Les contacts nécessaires pour trouver le candidat repreneur idéal

Ils ont su construire leur notoriété jour après jour auprès de leur clientèle d’entreprises locales.

Suite aux courriers, informations et contacts reçus de la part des chambres consulaires, depuis maintenant bientôt 3 ans, arrivent alors les premiers préparatifs quant à leur transmission : toilettage des bilans, du bail…

Mais avant même d’entamer une véritable recherche de repreneurs, lors d’une journée de Portes Ouvertes à Bressuire, un visiteur particulièrement intéressé par leur entreprise se présente à eux.

Il est en fait le premier candidat, spontané, à la reprise de la société.

La disponibilité de l’apport de fonds : une condition indispensable pour un candidat repreneur

Entreprise Frouin PublicitéCe candidat semble bien fixé sur l’entreprise de Monsieur et Madame Frouin.
Lors de la journée de Portes Ouvertes, il a pu en apprécier la présentation, les références, le comportement du personnel, … etc.

Seulement il ne dispose pas encore de fonds, puisque ceux-ci doivent provenir de la cession de l’entreprise de son père, ce qui n’est pas encore fait.

Le temps passe, … et sans aucune visibilité sur la probabilité de disposition de ces fonds propres.

D’autre part le profil professionnel de ce candidat ne correspondait pas aux souhaits des cédants.

Temps perdu … ou temps de maturation de l’idée de céder, et de définition du véritable profil de successeur voulu ?

Les deux à la fois.

Mais un jour la décision est prise par Monsieur et Madame Frouin de déclencher le processus de mise en vente de leur entreprise.

Leur expert comptable leur recommande alors le CRA, qu’ils ne connaissaient pas, à l’époque.

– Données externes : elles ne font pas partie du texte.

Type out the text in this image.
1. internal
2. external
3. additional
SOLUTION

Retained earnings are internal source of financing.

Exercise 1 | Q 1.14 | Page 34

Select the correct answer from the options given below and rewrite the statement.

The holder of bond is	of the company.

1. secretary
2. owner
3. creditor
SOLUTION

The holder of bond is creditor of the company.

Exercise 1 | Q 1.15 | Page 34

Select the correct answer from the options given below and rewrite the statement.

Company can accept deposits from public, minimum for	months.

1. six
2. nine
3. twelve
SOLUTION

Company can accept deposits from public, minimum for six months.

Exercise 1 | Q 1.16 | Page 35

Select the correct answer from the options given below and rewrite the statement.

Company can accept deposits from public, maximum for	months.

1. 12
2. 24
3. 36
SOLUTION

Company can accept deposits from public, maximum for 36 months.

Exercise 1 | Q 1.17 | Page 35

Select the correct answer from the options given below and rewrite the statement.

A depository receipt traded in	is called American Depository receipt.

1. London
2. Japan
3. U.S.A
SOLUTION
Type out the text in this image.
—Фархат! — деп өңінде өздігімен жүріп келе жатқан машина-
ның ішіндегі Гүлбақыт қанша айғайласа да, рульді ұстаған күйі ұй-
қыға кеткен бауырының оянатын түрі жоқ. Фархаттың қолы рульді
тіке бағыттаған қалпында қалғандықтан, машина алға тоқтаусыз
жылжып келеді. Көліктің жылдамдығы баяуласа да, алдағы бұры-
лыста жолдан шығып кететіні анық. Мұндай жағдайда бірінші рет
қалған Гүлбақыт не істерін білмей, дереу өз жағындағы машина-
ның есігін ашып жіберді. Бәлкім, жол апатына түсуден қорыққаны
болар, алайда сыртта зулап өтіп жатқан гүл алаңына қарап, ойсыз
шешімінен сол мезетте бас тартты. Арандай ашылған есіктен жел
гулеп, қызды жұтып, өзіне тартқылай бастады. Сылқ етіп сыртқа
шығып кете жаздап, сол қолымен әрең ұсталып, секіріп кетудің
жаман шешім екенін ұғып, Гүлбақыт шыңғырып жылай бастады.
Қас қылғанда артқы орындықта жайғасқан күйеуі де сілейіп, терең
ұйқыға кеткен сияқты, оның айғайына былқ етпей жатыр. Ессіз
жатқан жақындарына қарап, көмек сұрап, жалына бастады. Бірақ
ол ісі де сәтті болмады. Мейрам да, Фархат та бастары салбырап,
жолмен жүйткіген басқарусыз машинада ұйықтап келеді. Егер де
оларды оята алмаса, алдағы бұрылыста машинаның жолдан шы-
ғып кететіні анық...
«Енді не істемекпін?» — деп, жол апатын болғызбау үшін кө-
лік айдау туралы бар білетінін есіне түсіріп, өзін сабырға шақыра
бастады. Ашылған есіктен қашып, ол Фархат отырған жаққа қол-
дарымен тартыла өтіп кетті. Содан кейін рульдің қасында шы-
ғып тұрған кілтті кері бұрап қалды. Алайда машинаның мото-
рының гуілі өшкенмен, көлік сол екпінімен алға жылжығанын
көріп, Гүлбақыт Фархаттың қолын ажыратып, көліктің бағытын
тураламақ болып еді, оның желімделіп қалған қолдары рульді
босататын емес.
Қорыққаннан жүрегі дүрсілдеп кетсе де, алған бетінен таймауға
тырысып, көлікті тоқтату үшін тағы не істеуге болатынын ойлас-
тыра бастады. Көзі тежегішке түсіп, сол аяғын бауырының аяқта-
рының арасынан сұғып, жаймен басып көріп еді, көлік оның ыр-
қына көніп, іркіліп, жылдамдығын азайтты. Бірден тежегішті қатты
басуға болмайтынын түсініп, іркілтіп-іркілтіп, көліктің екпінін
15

Tout va très vite, puisque, 3 semaines après leur adhésion, 2 profils de repreneurs, l’un personne physique, l’autre personne morale, leur sont présentés.

 

La cession à un concurrent : une opportunité souvent stratégique

Site internet de Frouin PublicitéFinalement, pour différentes raisons, ces deux pistes n’aboutiront pas.

Troisième opportunité pour la transmission : sur la base d’une discussion avec leur expert comptable et leur avocat, est évoquée la piste potentielle d’un concurrent qui pourrait être intéressé.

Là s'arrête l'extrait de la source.